The wheel reason men don’t tyre of their cars...

FOR a long time we’ve known that cars are to men what clothes are to women.

But did you realise that their cars aren’t vehicles as we know them? Have you ever heard a man say a car is “just a means of getting from A to B”?

No, you didn’t. And if you did, it was probably as their wife/partner tried to pick her “runaround”. The woman can make do with a Starlet/Micra/Fiesta while they salivate about leaving a carbon footprint the size of a mammoth.

I firmly believe that once the Irish male steps into his car, he enters a time machine. His car becomes an ancient chariot and he some latterday Gladiator-type in Ancient Rome taking on a horde of bloodthirsty Persians. Every approaching car is a threat to his supremacy and has to be left for dust.

When a man takes his family on a long drive, this Grand Theft Auto mindset is to the fore.

There’s nothing about the fact he has four lives in his hands. It’s just him, the wheel and dozens of enemy cars blocking the path to his final destination.

In my case, Paul normally drives a diesel so when he gets into my car, he’s nothing short of a 15-year-old joyrider — in action and in attitude. He over-accelerates on corners, brakes dramatically, refuses to slow down as another crazy driver comes tearing towards us on a country road and can go from 0 to 100kph in 20 seconds (I drive a Ford Focus, not a six-series Beemer by the way).

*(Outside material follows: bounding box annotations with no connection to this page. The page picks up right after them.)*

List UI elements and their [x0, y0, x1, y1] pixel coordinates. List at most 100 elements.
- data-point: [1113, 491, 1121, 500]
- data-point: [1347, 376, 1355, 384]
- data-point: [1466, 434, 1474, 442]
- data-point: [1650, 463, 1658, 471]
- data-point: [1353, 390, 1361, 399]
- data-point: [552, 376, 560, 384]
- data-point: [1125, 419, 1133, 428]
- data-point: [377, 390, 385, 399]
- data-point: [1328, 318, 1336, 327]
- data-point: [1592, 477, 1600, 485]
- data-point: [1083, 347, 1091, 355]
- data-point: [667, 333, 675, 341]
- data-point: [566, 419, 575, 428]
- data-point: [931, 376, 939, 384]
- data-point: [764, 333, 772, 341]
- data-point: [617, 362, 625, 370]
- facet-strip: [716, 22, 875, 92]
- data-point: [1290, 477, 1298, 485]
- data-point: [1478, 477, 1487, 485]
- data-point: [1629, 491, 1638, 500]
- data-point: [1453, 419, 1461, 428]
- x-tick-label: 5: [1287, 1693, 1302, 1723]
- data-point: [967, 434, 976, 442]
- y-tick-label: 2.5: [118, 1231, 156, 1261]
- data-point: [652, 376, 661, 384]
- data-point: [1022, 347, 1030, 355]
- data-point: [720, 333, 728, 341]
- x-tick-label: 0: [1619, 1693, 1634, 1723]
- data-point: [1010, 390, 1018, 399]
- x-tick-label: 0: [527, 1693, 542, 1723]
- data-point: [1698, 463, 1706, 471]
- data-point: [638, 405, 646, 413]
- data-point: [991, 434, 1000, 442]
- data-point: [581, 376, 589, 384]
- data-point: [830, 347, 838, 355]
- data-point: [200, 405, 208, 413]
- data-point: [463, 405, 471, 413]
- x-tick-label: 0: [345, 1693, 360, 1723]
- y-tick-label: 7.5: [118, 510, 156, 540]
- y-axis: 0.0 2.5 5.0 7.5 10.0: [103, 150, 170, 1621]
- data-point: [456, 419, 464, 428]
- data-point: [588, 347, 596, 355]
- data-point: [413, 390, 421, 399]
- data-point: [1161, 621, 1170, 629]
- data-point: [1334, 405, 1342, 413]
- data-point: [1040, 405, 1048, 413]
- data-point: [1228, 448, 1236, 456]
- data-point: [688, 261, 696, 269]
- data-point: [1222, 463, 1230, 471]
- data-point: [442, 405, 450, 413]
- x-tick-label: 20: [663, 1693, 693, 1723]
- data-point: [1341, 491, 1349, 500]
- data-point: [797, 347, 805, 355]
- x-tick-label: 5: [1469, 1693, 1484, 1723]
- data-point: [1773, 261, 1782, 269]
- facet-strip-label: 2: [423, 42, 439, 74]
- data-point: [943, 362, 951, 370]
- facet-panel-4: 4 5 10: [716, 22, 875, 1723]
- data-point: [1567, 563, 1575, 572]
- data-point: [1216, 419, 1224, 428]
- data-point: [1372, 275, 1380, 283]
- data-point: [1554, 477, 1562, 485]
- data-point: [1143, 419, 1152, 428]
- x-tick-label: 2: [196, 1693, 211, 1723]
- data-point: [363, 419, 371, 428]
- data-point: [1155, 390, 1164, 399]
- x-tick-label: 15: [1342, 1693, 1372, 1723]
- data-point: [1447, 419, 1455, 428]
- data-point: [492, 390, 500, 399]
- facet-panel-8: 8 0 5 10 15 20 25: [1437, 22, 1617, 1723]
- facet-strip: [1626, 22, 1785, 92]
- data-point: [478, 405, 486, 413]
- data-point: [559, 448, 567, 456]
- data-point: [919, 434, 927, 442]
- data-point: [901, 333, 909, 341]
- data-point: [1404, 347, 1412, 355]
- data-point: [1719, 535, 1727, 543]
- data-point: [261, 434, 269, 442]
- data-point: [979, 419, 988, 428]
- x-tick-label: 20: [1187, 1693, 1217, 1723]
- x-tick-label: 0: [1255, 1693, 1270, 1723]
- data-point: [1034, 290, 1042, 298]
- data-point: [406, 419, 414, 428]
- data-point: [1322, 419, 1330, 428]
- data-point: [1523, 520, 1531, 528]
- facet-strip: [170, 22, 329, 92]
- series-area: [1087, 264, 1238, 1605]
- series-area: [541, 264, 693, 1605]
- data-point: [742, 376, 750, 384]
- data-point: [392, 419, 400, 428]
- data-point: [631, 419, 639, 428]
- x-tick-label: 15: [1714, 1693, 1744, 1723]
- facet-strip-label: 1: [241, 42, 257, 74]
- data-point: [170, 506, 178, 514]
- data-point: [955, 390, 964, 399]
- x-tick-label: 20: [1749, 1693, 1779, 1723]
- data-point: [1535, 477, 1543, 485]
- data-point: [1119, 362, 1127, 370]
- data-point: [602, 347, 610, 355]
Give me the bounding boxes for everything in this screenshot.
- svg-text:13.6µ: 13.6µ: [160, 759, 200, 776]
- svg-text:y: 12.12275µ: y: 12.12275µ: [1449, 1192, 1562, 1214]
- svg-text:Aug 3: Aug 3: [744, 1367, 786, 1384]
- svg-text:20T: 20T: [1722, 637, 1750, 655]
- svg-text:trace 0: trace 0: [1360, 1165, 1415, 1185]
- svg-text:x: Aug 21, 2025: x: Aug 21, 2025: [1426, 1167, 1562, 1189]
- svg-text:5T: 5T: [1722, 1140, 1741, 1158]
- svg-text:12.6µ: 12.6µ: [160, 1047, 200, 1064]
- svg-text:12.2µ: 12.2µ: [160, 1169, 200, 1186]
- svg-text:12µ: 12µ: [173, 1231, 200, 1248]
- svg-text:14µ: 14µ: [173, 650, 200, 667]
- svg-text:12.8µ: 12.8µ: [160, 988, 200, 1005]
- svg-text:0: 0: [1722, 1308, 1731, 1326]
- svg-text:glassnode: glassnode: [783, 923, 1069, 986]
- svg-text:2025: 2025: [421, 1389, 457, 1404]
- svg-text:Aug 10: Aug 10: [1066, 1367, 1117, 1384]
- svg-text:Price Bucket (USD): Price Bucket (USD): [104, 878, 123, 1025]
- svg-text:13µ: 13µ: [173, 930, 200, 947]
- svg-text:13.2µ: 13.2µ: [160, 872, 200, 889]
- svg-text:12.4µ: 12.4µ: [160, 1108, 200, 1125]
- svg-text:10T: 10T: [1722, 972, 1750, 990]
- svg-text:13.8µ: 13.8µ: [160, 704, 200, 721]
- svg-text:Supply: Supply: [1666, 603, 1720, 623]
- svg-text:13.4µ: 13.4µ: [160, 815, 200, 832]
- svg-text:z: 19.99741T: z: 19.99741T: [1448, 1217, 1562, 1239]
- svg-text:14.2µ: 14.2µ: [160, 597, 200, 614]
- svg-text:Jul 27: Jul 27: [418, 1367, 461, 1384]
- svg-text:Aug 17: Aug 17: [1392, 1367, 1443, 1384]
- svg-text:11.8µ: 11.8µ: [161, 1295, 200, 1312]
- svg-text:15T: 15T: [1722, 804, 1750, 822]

He’ll arrive in Dublin from Cork, sink into an armchair, crack open a beer and nonchalantly say: “Aaah I did it in three hours tonight. The roads were quiet.” I, meanwhile, am ashen-faced.

However, once I sit into the driver seat and he the passenger seat, Russell Crowe/Eddie Irvine vanishes and the man beside me becomes something akin to the cloth-cap wearing Bill, the local elderly driving instructor. He now has an acute heart problem, eyes in the back of his head and will hold onto the dashboard like a child in a rollercoaster as I turn into our driveway.

I’m not checking my blind spot as I pull off from the kerb. I’m not gearing up quickly enough. I’m driving too close to the car in front. I’m going to burn out the clutch. I’m driving at 53km per hour in a 50km zone. Even the drive to the local supermarket can feel like my first-ever driving lesson.

Does this turn me into a salivating Rottweiler? Oh God no. I just press down on the accelerator, sit back into the seat, turn to him and smile: “Paul — quatre points, Claire — zéro points.” The car goes strangely quiet.